Esta responsabilidad debe repartirse entre el numeroso equipo de producción que firma la película (con capital francés, iraní y norteamericano) y en el que figura uno de los protagonistas de la película, el entonces incipiente Peter Bogdanovich. Pero sobre todo, si la función de autor material le corresponde a alguien, es al montador Bob Murawski. Su labor no se limita juntar los planos siguiendo las indicaciones recopiladas en estas cuatro décadas, sino que moldea el estilo de la película, le da aliento, hasta el punto de hiperventilarla. Murawski es un profesional experimentado que convierte el característico estilo dinámico de Welles en una ametralladora de imágenes, duplicando el número habitual de planos de cualquier película, lo que provoca un visionado agotador, extenuante. Una buena parte de los cortes de edición son arbitrarios u obedecen al capricho de acelerar el ritmo sin importar que se trate de una escena dramática, cómica o de acción, que tenga o no diálogos, todo al servicio de aprovechar lo máximo posible el ingente material rodado. Al otro lado del viento fue filmada en diferentes formatos y con varias cámaras al mismo tiempo, en color y en blanco y negro, buscando el naturalismo y la espontaneidad del documental. El resultado queda lejos de esta primera intención y obtiene el efecto contrario al deseado: un artefacto lisérgico y artificioso que contiene, no obstante, algunos momentos memorables (la escena nocturna del coito en el coche, que ya estaba montada previamente, o el final en el autocine).

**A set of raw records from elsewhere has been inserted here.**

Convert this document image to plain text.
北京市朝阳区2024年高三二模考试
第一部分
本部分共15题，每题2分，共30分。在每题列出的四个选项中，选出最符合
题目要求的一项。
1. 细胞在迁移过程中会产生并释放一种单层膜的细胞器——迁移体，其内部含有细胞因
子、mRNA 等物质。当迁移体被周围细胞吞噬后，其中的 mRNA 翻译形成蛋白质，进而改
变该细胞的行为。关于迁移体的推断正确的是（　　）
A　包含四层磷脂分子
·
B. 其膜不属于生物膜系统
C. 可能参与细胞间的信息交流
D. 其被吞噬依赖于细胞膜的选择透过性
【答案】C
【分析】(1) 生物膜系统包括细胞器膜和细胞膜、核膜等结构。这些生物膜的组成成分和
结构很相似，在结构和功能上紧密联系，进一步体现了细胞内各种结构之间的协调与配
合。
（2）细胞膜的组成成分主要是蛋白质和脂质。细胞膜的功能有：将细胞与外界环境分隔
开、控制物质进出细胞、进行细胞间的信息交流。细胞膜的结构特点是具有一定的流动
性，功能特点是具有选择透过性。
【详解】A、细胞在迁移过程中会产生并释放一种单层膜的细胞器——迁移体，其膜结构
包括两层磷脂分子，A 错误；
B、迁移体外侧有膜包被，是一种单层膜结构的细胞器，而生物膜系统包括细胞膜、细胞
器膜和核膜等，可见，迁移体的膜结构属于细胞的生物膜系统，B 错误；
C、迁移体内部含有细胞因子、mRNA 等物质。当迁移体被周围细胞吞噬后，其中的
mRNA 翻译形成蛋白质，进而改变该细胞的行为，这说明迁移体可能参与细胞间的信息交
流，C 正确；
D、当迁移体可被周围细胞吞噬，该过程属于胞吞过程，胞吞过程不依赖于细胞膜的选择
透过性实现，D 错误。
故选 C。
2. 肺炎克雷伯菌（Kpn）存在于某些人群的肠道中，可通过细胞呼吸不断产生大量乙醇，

Sería injusto atribuir a Bob Murawski el hecho de que Al otro lado del viento sea un producto fallido, ya que el montador se ha basado en el estilo de las secuencias que ya aparecieron montadas. Él ha seguido las mismas pautas de edición que, por otro lado, son muy parecidas a las de Fraude, el otro proyecto vanguardista que Welles realizó en la misma época y que sí logró terminar. Así pues, ¿cuál es la diferencia entre la genialidad y la energía que contiene Fraude y el carácter errático e impreciso que afectan a Al otro lado del viento, siendo ambas tan semejantes y bebiendo de la misma inspiración? La respuesta es sencilla: la primera está supervisada y rematada por Orson Welles, mientras que la segunda no.
Nunca sabremos cómo hubiese sido Al otro lado del viento terminada por su autor original, mientras tanto, habrá que conformarse con este boceto presentado por la plataforma Netflix, la cual acompaña el estreno tardío de la película con el magnífico documental Me amarán cuando esté muerto, en el que se analizan las circunstancias que rodearon esta locura imposible.